Papà deglutì. “Io e Laura… stiamo insieme.”
La stanza si inclinò. Lo fissai, in attesa della battuta finale. Non arrivò.
“Voi siete… insieme?”
«Non l’avevamo previsto», disse Laura in fretta. «Vi prego, credetemi. Il dolore fa cose strane alle persone.»
Il padre annuì. «Ci siamo sostenuti a vicenda. Abbiamo compreso lo stesso dolore. Una cosa ha portato all’altra.»
Mio fratello si alzò in piedi. «Lo dici tre mesi dopo la morte della mamma. Tre mesi.»
Vi prego, credetemi. Il dolore fa strani scherzi alle persone.
«So come suona», rispose papà. «Ma la vita è breve. L’ho imparato perdendo tua madre.»

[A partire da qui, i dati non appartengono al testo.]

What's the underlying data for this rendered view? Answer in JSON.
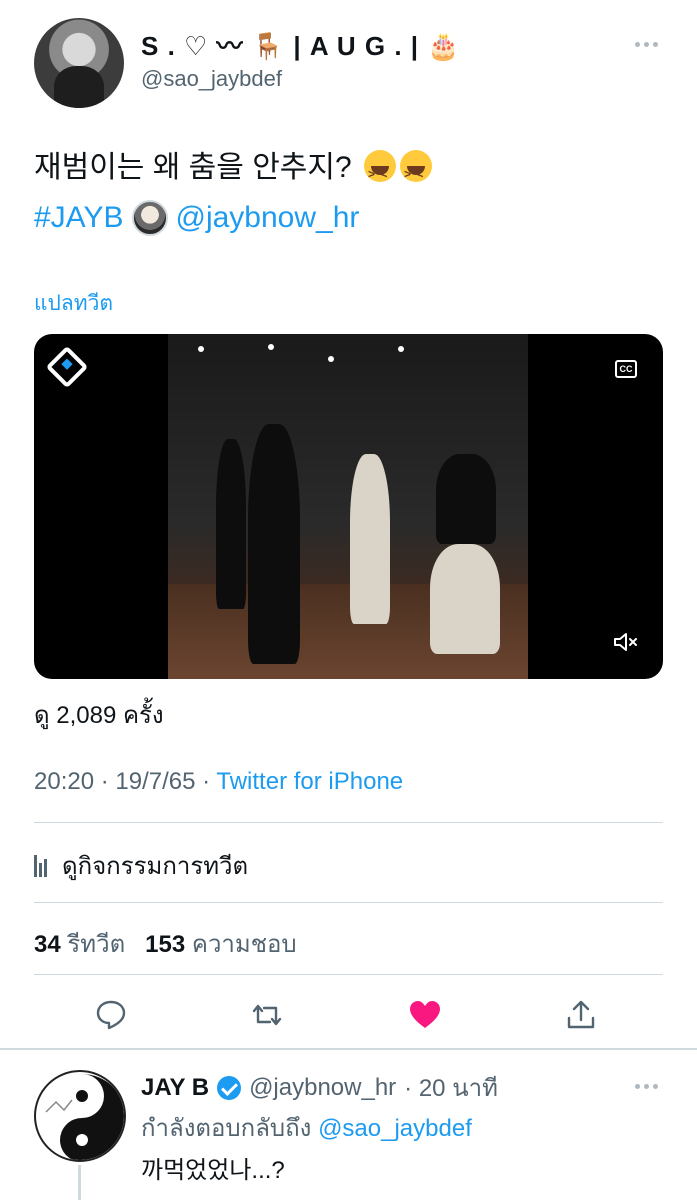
{
  "tweet": {
    "display_name": "S . ♡ 〰 🪑 | A U G . | 🎂",
    "handle": "@sao_jaybdef",
    "text": "재범이는 왜 춤을 안추지?",
    "hashtag": "#JAYB",
    "mention": "@jaybnow_hr",
    "translate_label": "แปลทวีต",
    "views": "ดู 2,089 ครั้ง",
    "time": "20:20",
    "date": "19/7/65",
    "source": "Twitter for iPhone",
    "activity_label": "ดูกิจกรรมการทวีต",
    "retweets_count": "34",
    "retweets_label": "รีทวีต",
    "likes_count": "153",
    "likes_label": "ความชอบ"
  },
  "actions": {
    "reply_icon": "reply-icon",
    "retweet_icon": "retweet-icon",
    "like_icon": "heart-icon",
    "share_icon": "share-icon",
    "liked_color": "#f91880"
  },
  "reply": {
    "name": "JAY B",
    "handle": "@jaybnow_hr",
    "time": "· 20 นาที",
    "replying_to_label": "กำลังตอบกลับถึง",
    "replying_to_mention": "@sao_jaybdef",
    "text": "까먹었었나...?"
  },
  "colors": {
    "link": "#1d9bf0",
    "secondary_text": "#536471"
  }
}
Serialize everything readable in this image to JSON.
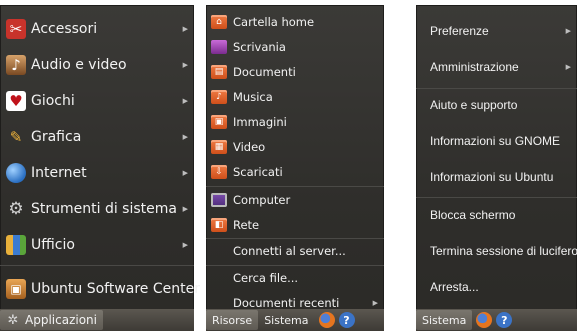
{
  "applications_menu": {
    "items": [
      {
        "label": "Accessori",
        "icon": "accessories-icon",
        "submenu": true
      },
      {
        "label": "Audio e video",
        "icon": "multimedia-icon",
        "submenu": true
      },
      {
        "label": "Giochi",
        "icon": "games-icon",
        "submenu": true
      },
      {
        "label": "Grafica",
        "icon": "graphics-icon",
        "submenu": true
      },
      {
        "label": "Internet",
        "icon": "internet-icon",
        "submenu": true
      },
      {
        "label": "Strumenti di sistema",
        "icon": "system-tools-icon",
        "submenu": true
      },
      {
        "label": "Ufficio",
        "icon": "office-icon",
        "submenu": true
      },
      {
        "label": "Ubuntu Software Center",
        "icon": "software-center-icon",
        "submenu": false
      }
    ],
    "taskbar_label": "Applicazioni"
  },
  "places_menu": {
    "items": [
      {
        "label": "Cartella home",
        "icon": "home-folder-icon"
      },
      {
        "label": "Scrivania",
        "icon": "desktop-icon"
      },
      {
        "label": "Documenti",
        "icon": "documents-folder-icon"
      },
      {
        "label": "Musica",
        "icon": "music-folder-icon"
      },
      {
        "label": "Immagini",
        "icon": "pictures-folder-icon"
      },
      {
        "label": "Video",
        "icon": "videos-folder-icon"
      },
      {
        "label": "Scaricati",
        "icon": "downloads-folder-icon"
      },
      {
        "label": "Computer",
        "icon": "computer-icon"
      },
      {
        "label": "Rete",
        "icon": "network-icon"
      },
      {
        "label": "Connetti al server...",
        "icon": null
      },
      {
        "label": "Cerca file...",
        "icon": null
      },
      {
        "label": "Documenti recenti",
        "icon": null,
        "submenu": true
      }
    ],
    "taskbar": {
      "active": "Risorse",
      "other": "Sistema"
    }
  },
  "system_menu": {
    "items": [
      {
        "label": "Preferenze",
        "submenu": true
      },
      {
        "label": "Amministrazione",
        "submenu": true
      },
      {
        "label": "Aiuto e supporto"
      },
      {
        "label": "Informazioni su GNOME"
      },
      {
        "label": "Informazioni su Ubuntu"
      },
      {
        "label": "Blocca schermo"
      },
      {
        "label": "Termina sessione di lucifero..."
      },
      {
        "label": "Arresta..."
      }
    ],
    "taskbar": {
      "active": "Sistema"
    }
  },
  "colors": {
    "panel_bg": "#2f2e2b",
    "folder_orange": "#e0602a",
    "text": "#f2f2f2"
  }
}
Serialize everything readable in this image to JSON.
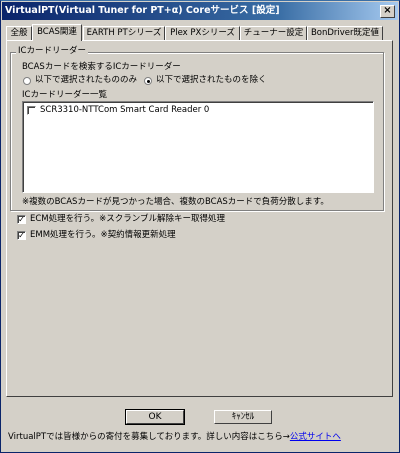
{
  "window": {
    "title": "VirtualPT(Virtual Tuner for PT+α) Coreサービス [設定]",
    "close_glyph": "×"
  },
  "tabs": [
    "全般",
    "BCAS関連",
    "EARTH PTシリーズ",
    "Plex PXシリーズ",
    "チューナー設定",
    "BonDriver既定値"
  ],
  "active_tab": 1,
  "group": {
    "title": "ICカードリーダー",
    "search_label": "BCASカードを検索するICカードリーダー",
    "radio_only": "以下で選択されたもののみ",
    "radio_exclude": "以下で選択されたものを除く",
    "radio_selected": "exclude",
    "list_label": "ICカードリーダー一覧",
    "list_items": [
      {
        "label": "SCR3310-NTTCom Smart Card Reader 0",
        "checked": false
      }
    ],
    "note": "※複数のBCASカードが見つかった場合、複数のBCASカードで負荷分散します。"
  },
  "options": {
    "ecm_label": "ECM処理を行う。※スクランブル解除キー取得処理",
    "ecm_checked": true,
    "emm_label": "EMM処理を行う。※契約情報更新処理",
    "emm_checked": true
  },
  "buttons": {
    "ok": "OK",
    "cancel": "ｷｬﾝｾﾙ"
  },
  "footer": {
    "text": "VirtualPTでは皆様からの寄付を募集しております。詳しい内容はこちら→",
    "link": "公式サイトへ"
  }
}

Quella frase mi bruciava nello stomaco. Avrei voluto urlare che era stata lei a perdere la vita, non lui.
Invece, rimasi seduto lì, pietrificato.
Laura strinse più forte la mano del padre. «Ci amiamo. E ci sposeremo.»
Le parole mi uscirono fuori male. Troppo in fretta. Troppo studiate. Ricordo di aver annuito. Non ricordo se l’ho fatto davvero di proposito. Mio fratello non disse nulla. Uscì semplicemente dalla stanza.
Ci amiamo. E ci sposeremo.
Quella sera mi ha chiamato.
Questo non va bene. Niente di tutto questo mi sembra giusto.
«È il dolore», risposi automaticamente. «La gente fa cose strane.»
Non so chi stessi cercando di convincere.